When Naor, almost 13, got to nearby Mount Scopus he was assumed dead by the ambulance team and bystanders. His family received condolences. The public relations team at the hospital got numerous
requests from the press to confirm his death. But at Mount Scopus, the Hadassah team recognized signs of life. “His pulse was 20-30, and we couldn’t take his blood pressure,” said Dr.Yoachim Shiffman, Head of Anesthesiology at Mount Scopus. “

At first we didn’t see the source of bleeding. We turned him over, and blood began spurting from his subclavian artery. I put in my fingers to stop it.” For 15 minutes, the senior anesthesiologist kept his fingers deep in the artery. The team ramped up the blood pressure with medicine and blood products, and packed the knife wound. Shiffman’s friend and medical school classmate Achmed Eid was on his way. He was ready for surgery. Chief operating nurse Ruven Gelfond, who ran Israel’s successful operating rooms in Haiti was in charge. Naor was still alive.

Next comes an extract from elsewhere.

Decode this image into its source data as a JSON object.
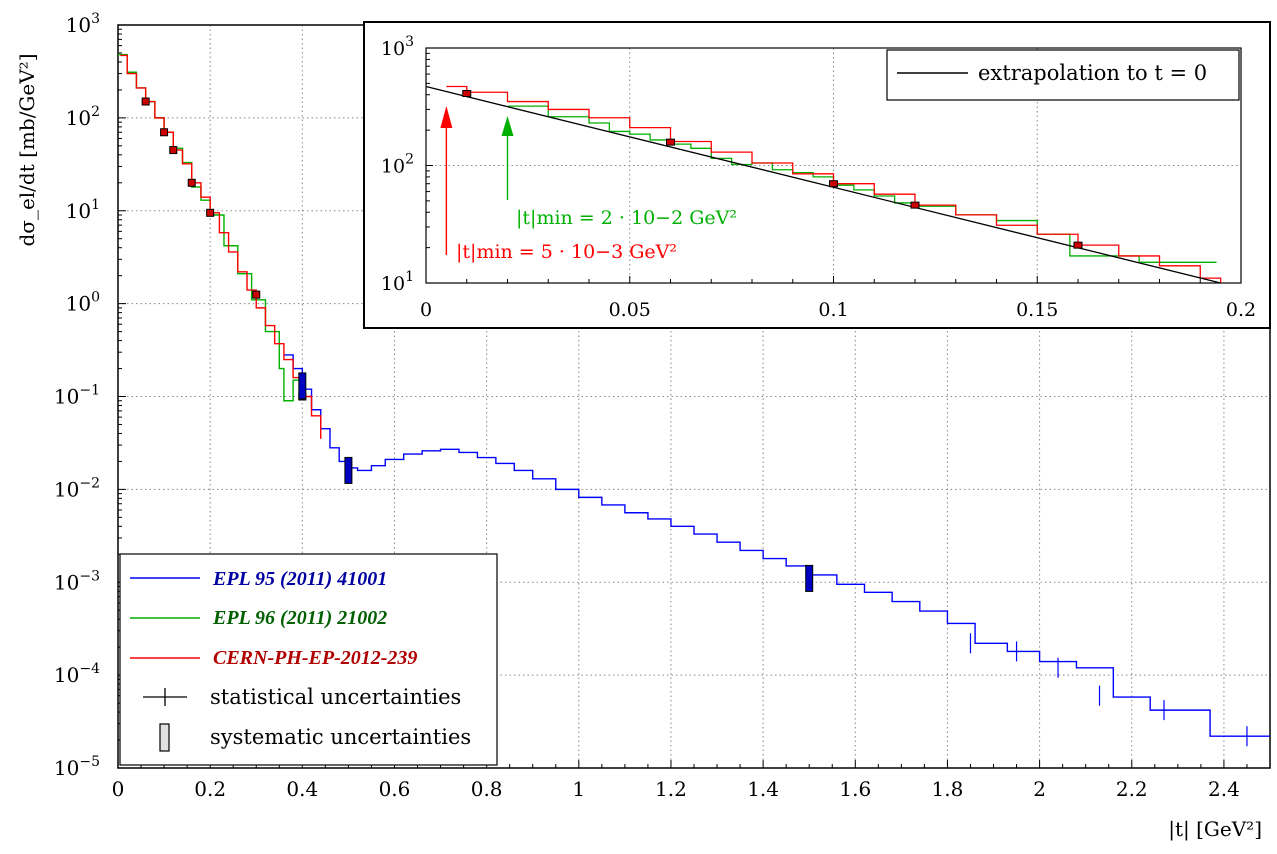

At Hadassah Ein Kerem, vascular surgeon Ina Akopnick was on her way home. A graduate of the Medical Institute of Odessa, Akopnick made Aliyah in 1990, and has worked at Hadassah ever since. “I was already half-way home when the call came for me to come urgently to Mount Scopus. I had to decide whether to go back to Ein Kerem to get my glasses-magnifying surgical loupes-or to go directly to Mount Scopus. I’m a very fast and aggressive driver and was at Mount Scopus in 15 minutes. I had the glasses brought up to meet me there.” She scrubbed up, while Naor underwent imaging . He was still alive. Professor Eid opened the chest cavity. Ina needed to close the truncated artery. “I have done many arterial transplants, but with a child who is in danger of bleeding to death, the pressure is very great.”

She and Prof. Eid finished their work. Naor was still alive. Everything was working. In intensive care, he was gradually awakened by the team.

He’s back in school. In two weeks, he’ll be Bar Mitzvah.

A miracle. A Hanukkah miracle. This Hanukkah the Hadassah Pediatrics Division sponsored a day at Jerusalem’s Cinema City, with movies, medical clowns, and candle lighting. Naor was there to light the candles. After all, his name means “let there be light.” A Hanukkah miracle that belongs to all of Hadassah.